Chicken Street is home to a number of foreign embassies and police HQ as well as numerous shops and restaurants and the military post is close to the main military academy.

“It’s very easy to see why the Taliban chose these two particular locations,” states Paul Weldon, managing director of The Panic Room Company. “The devastation these terrorists cause to both civilian and government personnel is evident and begs the question of what more can we do to protect people, police officers and employees working in foreign embassies where there is a specific duty of care?”

“There is direct advice on this subject from the Foreign & Commonwealth Office (FCO) for businesses, including embassies, operating on the ground in hostile or high-risk environments as outlined below:

On the ground:

  • Establish robust and effective security systems. If necessary, seek assistance from a bona fide private security company.

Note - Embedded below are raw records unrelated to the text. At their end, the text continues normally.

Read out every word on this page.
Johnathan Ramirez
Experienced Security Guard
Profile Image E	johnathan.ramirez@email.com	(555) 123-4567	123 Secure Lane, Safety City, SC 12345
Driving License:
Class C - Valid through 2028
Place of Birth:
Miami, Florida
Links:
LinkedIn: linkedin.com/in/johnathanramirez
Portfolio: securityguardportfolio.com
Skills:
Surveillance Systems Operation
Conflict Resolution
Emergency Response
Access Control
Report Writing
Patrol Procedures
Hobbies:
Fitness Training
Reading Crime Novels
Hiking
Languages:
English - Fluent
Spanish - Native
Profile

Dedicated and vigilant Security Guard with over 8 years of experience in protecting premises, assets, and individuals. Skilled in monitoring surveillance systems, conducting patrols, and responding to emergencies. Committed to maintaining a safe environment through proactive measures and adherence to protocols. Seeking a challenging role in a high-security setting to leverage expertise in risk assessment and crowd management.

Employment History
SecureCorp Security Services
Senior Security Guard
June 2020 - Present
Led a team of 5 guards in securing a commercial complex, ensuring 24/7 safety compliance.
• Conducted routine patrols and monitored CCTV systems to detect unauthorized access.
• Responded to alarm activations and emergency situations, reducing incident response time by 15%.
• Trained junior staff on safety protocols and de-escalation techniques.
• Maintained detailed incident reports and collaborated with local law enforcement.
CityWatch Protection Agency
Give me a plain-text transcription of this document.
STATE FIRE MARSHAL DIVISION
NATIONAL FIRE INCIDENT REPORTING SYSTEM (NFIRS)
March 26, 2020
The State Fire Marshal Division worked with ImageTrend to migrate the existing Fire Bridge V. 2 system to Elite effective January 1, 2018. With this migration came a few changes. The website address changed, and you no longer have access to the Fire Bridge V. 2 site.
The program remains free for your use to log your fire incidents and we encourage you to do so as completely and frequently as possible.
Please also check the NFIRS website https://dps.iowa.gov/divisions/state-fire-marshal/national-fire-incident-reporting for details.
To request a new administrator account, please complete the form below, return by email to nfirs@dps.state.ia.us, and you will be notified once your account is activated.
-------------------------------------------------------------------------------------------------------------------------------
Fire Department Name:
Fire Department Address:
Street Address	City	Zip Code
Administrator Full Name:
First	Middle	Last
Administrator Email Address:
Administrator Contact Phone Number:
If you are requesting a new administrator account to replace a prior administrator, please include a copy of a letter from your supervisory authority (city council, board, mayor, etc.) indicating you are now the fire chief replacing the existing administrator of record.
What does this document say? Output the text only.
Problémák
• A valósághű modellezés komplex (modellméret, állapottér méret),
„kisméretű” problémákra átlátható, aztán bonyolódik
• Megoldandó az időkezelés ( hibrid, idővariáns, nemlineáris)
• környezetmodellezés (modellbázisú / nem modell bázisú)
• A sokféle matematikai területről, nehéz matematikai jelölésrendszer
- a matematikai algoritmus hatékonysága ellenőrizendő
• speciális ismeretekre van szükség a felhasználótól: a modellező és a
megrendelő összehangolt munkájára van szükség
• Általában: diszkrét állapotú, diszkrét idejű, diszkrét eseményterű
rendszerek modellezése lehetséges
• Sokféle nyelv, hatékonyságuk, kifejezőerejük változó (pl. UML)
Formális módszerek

Those companies that are members of the Security in Complex Environments Group(SCEG) have made a commitment to high standards, including on human rights. We also encourage oil, gas and mining companies to join the Voluntary Principles on Security and Human Rights. These guidelines can help extractive companies carry out effective risk assessments and engage with public and private security providers, in order to mitigate the risk that security around their operations might contribute to human rights abuses or conflict.
  • Ensure all staff have safe and secure working and living areas.
  • Where working alongside other companies and subcontractors, ensure your respective security and emergency procedures are compatible.
  • Regularly test your systems. Run drills and crisis exercises with all staff, including subcontractors.
  • Plan and manage movements and be able to deliver safe in-country movement as well as options for evacuations.
  • At a minimum you need three key contingency plans: (1) emergency evacuation, (2) relocation and (3) hibernation.
  • Regularly test the resilience of your communications equipment.

“The second point relating to “safe and secure working and living areas’” is one of the key areas in which we are able to assist with improving personnel protection within an embassy, government building, compound or even a regular company office.

“By adding a panic room to an existing ‘duty of care plan’, any employer can deliver the ultimate level of safety and security for all employees. This is a superior solution to the escalating levels of violence and terrorism we are seeing.

“Including a panic room in a building is relatively straightforward and can be implemented with minimum disruption to daily routine. Our experienced team, working alongside military and government agents, will design, supply and install the room to bespoke requirements. We offer blast and fire protection options as well as a numerous ballistic certifications to ensure employees have access to a safe refuge in even the most hostile environments.

“Once installed, the room is a fully efficient safe haven that can sustain life for many days. With independent power and communications, it can also function highly effectively as a disaster and/or recovery command centre.”